Apply Now or Pending Changes

When you create a ROA, especially if you create it by hand, then it may be that its creation would result in one or more of your known BGP announcements becoming invalid.

If you choose to apply this change, then you will see the following pop-up where you will need to confirm that this is intentional.

Alternatively, you can also add the ROA to “Pending Changes” in which case you can continue to make more changes that can be published in one atomic operation. This is especially useful in cases where you need multiple ROAs for a single prefix, e.g. because they are announced from multiple ASNs. Continuing with our example ROA we would see that a pending ROA was added that affects one announcement.

By clicking the, in this case, red number under the affected announcements column we can see in detail how known announcements are going to be affected. A “Create ROA” button is shown for announcements that are, or will become ROV invalid. This button can be used to add a pending ROA that matches the announcement. But of course, it is also possible to create more pending ROAs manually.

All pending ROAs can be reviewed and edited on the Pending Changes tab, and can then all be applied as a set. Note that if you have any pending ROAs you cannot apply any new ROA individually. But of course, you can discard all changes and just apply a single ROA if that would be desired.

3. Alert Configuration

You can configure one or more email addresses to receive alerts about BGP announcements with your address space that are ROV “invalid” or optionally “not found”. Emails can be sent daily or weekly.

Under the “Current Alerts” tab you will find all current known alerts and you have the option to mute or re-enable notifications for specific announcements.

4. History

The overview page shows the latest change that happened in your CA. By clicking on this section you will be taken to a searchable overview of your CA’s history.

5. Certified Resources

The overview page shows the address space on your resource certificate.

Your resource certificate is automatically updated when your resources change, e.g. because new resources are allocated to you, or if resources are transferred into or out of your organisation, or if resources are returned.
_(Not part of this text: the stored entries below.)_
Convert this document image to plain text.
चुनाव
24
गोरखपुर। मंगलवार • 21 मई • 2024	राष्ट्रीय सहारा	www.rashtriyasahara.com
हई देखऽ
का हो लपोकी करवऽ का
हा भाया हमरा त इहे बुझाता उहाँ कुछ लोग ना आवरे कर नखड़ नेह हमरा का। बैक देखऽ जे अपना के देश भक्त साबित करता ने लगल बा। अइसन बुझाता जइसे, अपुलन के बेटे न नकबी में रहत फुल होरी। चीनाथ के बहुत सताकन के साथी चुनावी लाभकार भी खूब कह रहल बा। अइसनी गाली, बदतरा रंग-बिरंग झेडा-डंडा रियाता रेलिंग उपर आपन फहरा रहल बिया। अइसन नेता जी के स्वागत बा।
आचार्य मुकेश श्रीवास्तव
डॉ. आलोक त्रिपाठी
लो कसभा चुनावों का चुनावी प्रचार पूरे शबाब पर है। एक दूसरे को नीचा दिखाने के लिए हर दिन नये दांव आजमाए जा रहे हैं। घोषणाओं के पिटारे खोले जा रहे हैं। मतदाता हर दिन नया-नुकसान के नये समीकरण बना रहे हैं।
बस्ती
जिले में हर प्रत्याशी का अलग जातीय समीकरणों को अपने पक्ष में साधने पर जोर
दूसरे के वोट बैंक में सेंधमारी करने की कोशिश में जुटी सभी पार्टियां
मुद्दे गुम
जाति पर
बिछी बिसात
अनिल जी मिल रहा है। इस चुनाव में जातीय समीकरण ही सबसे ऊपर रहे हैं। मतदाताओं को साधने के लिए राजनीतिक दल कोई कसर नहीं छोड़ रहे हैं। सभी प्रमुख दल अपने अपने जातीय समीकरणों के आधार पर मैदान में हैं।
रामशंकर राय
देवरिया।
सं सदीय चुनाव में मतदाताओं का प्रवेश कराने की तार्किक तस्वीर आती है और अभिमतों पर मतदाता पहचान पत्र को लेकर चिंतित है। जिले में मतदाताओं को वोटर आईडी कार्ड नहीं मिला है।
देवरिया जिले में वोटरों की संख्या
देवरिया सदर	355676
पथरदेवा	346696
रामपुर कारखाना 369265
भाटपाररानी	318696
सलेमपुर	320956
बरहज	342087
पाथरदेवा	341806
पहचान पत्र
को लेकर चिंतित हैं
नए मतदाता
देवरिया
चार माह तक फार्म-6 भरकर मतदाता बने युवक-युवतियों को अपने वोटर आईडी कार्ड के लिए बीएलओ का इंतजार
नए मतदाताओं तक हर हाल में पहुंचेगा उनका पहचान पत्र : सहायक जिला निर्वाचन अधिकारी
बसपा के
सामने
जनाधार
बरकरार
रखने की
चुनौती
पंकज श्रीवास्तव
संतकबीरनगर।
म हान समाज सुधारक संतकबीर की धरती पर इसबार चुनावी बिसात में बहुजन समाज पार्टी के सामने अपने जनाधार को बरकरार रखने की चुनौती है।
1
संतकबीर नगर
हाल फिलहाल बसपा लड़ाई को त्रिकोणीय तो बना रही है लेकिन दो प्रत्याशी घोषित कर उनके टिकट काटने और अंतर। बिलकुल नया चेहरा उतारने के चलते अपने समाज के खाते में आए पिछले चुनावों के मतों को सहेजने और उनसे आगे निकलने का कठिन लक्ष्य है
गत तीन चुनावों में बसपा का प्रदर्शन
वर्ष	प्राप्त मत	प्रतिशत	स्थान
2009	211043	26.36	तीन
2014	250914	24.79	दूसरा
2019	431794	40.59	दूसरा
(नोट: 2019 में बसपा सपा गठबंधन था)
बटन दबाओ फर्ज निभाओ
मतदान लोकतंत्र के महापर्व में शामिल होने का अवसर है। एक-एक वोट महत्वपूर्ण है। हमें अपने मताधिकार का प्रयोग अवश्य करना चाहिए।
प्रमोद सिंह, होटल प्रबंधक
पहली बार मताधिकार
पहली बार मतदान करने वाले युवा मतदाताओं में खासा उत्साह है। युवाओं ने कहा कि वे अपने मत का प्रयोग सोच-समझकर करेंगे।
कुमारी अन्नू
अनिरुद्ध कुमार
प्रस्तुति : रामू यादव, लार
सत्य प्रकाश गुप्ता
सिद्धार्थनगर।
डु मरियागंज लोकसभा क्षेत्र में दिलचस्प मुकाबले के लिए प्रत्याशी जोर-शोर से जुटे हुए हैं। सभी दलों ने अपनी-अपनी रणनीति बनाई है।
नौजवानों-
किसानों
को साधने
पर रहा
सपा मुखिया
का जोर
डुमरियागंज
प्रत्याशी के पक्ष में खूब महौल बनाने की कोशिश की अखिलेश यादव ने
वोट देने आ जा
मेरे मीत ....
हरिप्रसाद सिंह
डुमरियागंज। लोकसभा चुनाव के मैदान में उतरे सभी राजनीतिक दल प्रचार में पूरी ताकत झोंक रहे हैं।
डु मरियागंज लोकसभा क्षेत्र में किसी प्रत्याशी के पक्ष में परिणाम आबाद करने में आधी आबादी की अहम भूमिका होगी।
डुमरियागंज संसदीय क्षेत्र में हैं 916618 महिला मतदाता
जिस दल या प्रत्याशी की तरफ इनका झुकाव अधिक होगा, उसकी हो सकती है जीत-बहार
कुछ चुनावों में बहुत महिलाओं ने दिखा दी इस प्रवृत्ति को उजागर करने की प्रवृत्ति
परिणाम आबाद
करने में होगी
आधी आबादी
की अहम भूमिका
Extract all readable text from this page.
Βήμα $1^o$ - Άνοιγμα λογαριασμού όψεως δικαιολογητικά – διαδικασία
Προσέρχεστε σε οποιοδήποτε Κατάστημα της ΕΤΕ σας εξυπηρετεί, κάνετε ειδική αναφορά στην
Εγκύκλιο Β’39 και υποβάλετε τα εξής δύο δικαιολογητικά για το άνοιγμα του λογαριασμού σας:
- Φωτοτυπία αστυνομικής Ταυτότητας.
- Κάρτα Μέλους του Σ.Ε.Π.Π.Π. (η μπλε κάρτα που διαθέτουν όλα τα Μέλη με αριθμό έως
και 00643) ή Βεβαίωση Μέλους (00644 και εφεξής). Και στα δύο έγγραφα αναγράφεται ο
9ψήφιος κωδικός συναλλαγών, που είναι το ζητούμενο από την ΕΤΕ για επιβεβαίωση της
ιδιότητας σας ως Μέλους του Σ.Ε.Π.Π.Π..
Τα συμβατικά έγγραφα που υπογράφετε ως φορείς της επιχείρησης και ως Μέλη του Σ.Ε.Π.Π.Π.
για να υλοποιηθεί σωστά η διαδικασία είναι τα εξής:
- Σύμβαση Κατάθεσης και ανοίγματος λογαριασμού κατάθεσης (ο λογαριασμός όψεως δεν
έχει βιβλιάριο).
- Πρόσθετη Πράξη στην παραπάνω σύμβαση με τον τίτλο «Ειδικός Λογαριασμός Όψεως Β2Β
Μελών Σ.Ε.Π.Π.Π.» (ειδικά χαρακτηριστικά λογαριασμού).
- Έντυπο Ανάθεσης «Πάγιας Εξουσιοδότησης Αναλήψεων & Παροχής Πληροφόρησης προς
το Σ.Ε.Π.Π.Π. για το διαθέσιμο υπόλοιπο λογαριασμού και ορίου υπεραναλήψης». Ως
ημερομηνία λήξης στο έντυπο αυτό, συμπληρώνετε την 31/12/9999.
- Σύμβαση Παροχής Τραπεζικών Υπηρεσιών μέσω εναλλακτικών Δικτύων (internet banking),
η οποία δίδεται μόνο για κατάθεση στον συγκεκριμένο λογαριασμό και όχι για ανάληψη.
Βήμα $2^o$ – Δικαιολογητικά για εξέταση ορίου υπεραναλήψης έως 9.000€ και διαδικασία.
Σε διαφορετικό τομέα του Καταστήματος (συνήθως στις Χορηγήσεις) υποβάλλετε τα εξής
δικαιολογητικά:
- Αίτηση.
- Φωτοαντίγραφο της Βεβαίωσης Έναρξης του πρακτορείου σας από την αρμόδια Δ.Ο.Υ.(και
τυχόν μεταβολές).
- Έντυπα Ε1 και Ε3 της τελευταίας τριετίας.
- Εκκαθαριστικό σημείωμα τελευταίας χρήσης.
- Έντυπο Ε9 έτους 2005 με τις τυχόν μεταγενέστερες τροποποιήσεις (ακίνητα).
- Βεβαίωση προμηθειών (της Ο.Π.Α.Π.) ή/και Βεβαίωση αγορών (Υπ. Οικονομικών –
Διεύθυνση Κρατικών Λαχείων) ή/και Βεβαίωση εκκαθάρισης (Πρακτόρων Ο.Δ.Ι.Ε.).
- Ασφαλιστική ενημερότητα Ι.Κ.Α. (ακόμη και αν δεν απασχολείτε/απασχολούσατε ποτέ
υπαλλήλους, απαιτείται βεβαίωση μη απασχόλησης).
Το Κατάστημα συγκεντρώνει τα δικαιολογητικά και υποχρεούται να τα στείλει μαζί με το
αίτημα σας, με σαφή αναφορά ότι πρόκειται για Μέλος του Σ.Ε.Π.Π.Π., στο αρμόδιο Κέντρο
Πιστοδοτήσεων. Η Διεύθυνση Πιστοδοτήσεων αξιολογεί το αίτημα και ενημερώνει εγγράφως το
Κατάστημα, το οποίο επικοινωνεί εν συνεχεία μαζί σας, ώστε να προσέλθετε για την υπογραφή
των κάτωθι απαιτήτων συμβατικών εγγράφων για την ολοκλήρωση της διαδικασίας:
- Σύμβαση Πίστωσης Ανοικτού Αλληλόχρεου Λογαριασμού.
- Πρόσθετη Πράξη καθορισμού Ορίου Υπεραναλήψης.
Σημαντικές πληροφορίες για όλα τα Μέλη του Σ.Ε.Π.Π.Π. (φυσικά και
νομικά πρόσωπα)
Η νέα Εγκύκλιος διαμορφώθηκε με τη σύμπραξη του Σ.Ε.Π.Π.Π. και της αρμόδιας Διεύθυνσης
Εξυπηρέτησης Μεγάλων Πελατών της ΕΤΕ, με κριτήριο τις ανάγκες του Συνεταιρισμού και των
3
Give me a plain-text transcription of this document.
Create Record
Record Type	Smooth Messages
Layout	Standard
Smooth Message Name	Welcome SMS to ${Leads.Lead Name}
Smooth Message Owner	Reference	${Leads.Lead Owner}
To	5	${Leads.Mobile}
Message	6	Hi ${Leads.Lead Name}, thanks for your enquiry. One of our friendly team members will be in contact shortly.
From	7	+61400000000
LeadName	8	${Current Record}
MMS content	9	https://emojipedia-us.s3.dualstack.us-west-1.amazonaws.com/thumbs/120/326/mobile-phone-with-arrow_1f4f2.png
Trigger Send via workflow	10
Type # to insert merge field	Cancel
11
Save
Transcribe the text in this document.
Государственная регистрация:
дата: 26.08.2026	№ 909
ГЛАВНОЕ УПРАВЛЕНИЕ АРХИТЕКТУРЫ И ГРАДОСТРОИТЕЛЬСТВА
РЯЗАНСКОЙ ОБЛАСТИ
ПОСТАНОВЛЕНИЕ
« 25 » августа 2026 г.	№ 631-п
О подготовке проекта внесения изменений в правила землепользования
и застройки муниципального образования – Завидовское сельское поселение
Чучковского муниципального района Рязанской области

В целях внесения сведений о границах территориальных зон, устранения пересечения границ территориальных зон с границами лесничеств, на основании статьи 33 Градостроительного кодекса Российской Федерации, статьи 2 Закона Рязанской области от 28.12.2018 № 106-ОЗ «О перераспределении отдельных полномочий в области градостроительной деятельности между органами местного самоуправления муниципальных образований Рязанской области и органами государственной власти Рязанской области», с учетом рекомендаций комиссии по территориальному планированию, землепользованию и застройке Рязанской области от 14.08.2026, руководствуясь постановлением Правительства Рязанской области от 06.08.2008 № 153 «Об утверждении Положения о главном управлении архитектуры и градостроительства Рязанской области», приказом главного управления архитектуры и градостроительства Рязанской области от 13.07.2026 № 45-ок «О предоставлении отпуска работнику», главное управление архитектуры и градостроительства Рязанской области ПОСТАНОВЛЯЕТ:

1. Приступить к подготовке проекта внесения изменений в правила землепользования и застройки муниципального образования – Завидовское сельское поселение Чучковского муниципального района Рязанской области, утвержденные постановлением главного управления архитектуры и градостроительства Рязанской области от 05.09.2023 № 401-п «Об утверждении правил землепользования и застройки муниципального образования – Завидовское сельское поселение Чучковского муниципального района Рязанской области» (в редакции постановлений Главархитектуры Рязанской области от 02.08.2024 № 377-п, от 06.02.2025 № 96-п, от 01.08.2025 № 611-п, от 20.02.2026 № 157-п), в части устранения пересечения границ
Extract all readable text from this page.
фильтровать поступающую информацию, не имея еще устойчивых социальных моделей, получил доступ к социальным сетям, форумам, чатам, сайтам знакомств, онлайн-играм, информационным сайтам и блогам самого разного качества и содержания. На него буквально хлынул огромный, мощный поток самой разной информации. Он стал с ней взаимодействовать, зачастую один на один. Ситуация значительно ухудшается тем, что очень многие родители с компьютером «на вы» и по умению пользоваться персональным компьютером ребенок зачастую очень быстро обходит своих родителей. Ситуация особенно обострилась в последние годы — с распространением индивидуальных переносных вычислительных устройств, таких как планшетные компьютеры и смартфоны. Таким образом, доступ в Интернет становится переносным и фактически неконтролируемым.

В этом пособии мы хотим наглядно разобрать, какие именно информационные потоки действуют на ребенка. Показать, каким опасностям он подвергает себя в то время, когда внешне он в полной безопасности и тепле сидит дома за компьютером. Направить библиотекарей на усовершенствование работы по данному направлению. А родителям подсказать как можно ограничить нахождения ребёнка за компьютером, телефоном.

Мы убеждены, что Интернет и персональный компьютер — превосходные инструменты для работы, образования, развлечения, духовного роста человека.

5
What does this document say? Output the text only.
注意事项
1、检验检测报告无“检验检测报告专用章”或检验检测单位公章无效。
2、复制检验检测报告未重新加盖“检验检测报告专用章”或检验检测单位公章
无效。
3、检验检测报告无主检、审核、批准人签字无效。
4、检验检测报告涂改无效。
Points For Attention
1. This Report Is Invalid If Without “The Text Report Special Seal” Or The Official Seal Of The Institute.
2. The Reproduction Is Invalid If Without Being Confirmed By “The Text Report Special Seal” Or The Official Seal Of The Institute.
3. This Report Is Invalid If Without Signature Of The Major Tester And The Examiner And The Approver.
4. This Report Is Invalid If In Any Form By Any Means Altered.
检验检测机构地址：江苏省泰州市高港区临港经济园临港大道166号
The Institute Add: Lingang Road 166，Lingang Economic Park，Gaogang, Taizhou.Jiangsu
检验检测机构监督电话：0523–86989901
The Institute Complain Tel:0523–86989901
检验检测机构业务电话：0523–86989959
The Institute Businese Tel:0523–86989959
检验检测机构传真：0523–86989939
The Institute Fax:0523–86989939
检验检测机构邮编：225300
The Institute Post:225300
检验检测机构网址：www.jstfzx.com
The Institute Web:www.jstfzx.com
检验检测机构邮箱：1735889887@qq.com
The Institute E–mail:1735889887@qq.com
If resources are removed for which you have current ROA configurations then your published ROAs will be updated automatically.

6. Hosted Certification Authority

In this section, you can “revoke” your Hosted Certification Authority. This action will delete and remove your CA entirely, including all its ROA configurations and history.

You need to use this option in case you want to migrate to running a Delegated instead of a Hosted Certification Authority. Note that it’s currently not possible to do a “make-before-break” migration, so you will need to revoke your current CA first before reactivating it.